Tuesday, 24 September 2013
One University of Worcester student has been using the summer break to great effect – achieving a sporting milestone which will potentially take her one step closer to her international dream.
Sport and PE student Thea Brookes, who began her third year at the University of Worcester this week, plays cricket for Worcestershire CCC’s women’s first XI, and the all-rounder recently hit the first century of her senior career.
That came in a limited-overs clash with Wales, and Thea is hopeful that the ton, combined with her position as the county’s leading wicket taker for last season, will see her force her way into the England reckoning sooner rather than later.
“At the moment I’m involved with the England Development Pathway,” the 20 year-old explains. “Put simply, that is the third level of the international system, after the national squad and the Academy.
“I’ve played cricket since I was about four or five years old, so it’s always been an ambition for me to play internationally. Hopefully, given some of the performances I’ve put in this year, my name is in the frame.”
As well as possessing realistic international cricket ambitions, Thea is also heavily involved with netball at the University of Worcester, chairing the Netball Society and working at the University of Worcester Arena.
The new venue, specifically designed to host top level able-bodied and disabled sport, has allowed the University to enhance its reputation as a leading sporting institution.

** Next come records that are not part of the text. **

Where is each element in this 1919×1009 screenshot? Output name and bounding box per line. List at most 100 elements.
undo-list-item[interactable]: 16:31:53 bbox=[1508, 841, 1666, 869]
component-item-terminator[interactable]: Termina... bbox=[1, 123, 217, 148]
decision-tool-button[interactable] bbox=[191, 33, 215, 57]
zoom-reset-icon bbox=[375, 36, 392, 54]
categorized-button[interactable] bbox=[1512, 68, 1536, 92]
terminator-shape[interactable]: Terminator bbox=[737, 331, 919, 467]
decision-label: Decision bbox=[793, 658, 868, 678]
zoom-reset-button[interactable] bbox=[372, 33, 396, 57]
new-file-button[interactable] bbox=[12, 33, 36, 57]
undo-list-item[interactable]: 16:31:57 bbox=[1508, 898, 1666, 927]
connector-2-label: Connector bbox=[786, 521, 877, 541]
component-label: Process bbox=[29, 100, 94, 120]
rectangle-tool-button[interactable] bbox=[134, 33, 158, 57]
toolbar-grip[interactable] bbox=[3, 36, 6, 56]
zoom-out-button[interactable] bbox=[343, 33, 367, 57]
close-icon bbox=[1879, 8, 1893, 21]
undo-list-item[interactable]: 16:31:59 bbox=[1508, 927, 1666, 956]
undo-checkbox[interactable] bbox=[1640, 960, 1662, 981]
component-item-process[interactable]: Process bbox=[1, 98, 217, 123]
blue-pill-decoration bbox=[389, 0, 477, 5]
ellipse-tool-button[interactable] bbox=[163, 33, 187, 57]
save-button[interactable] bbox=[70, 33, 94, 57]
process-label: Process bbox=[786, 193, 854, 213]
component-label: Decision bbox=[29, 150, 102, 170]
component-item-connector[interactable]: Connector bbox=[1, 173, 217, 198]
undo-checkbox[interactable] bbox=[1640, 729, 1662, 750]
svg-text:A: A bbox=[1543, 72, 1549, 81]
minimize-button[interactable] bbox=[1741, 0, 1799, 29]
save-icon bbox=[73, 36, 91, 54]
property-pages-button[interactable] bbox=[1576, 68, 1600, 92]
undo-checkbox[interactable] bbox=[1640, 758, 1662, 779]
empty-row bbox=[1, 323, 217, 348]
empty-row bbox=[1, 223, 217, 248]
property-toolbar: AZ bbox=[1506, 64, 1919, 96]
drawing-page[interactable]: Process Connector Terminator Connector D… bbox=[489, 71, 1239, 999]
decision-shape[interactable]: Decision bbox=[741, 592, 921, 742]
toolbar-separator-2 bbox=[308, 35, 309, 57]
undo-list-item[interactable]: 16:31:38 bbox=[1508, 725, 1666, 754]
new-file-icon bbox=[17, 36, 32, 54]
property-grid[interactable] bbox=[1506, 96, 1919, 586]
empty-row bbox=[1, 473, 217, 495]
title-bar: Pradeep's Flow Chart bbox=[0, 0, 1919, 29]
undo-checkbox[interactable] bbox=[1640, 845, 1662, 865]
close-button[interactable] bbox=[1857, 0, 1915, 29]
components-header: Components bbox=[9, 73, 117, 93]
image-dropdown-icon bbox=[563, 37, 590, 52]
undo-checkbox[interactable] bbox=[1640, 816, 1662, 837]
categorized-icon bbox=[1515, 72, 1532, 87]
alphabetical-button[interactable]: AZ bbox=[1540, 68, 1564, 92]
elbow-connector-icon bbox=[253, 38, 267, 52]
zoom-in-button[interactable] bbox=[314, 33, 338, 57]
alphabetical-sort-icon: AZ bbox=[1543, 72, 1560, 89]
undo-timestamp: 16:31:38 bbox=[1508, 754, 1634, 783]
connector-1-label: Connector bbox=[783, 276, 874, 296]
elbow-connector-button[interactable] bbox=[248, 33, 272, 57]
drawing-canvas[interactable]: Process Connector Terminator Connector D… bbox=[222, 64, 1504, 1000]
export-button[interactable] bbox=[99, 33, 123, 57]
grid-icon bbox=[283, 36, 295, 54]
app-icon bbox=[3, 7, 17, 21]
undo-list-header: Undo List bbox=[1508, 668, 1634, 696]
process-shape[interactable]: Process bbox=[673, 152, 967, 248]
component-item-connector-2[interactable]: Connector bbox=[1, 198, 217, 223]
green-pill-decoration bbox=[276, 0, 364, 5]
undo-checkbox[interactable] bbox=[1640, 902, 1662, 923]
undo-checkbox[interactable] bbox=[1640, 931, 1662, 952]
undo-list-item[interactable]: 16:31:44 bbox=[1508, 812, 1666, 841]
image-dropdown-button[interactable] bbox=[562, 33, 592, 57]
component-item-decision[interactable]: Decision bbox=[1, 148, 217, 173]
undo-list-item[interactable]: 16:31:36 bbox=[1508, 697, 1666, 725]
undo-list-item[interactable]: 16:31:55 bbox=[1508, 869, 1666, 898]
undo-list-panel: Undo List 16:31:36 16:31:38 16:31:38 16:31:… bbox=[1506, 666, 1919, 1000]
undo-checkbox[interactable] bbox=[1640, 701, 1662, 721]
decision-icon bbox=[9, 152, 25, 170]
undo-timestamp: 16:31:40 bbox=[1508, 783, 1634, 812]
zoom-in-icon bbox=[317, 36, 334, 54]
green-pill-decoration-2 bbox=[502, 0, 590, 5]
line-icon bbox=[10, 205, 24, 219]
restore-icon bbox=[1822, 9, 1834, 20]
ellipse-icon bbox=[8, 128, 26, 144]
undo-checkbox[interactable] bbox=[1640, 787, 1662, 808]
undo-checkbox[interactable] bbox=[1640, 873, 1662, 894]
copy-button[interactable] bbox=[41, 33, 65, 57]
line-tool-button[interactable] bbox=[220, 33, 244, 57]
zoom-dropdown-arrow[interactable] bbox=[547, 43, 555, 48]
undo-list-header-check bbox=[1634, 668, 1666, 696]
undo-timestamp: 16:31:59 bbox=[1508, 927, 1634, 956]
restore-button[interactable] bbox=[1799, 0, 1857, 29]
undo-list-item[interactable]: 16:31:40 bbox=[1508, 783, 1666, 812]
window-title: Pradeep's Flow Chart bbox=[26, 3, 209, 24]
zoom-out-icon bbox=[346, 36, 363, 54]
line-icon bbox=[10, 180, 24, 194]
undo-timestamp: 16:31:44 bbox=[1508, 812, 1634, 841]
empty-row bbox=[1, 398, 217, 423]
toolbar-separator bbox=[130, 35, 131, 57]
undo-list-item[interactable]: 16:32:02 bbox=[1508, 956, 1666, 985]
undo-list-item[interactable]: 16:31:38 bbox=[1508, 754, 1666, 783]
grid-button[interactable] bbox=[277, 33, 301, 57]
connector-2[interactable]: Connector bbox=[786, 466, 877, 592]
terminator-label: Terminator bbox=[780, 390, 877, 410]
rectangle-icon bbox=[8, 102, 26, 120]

Thea says: “The opportunities in terms of sport are endless now. As a netball team, we are going from one training session a week to five, and the University is really increasing its focus on the sport, which is great.
“But the Arena is so inclusive and diverse – a number of different sports will benefit. The new students coming here in September have a very exciting few years ahead of them.
“One of the most rewarding things I’ve done at university was having the opportunity to coach disabled children at the University of Worcester Arena. They were so eager and enthusiastic – they were a joy to coach and the University’s commitment to disability sport has made me strongly consider a career in this field.”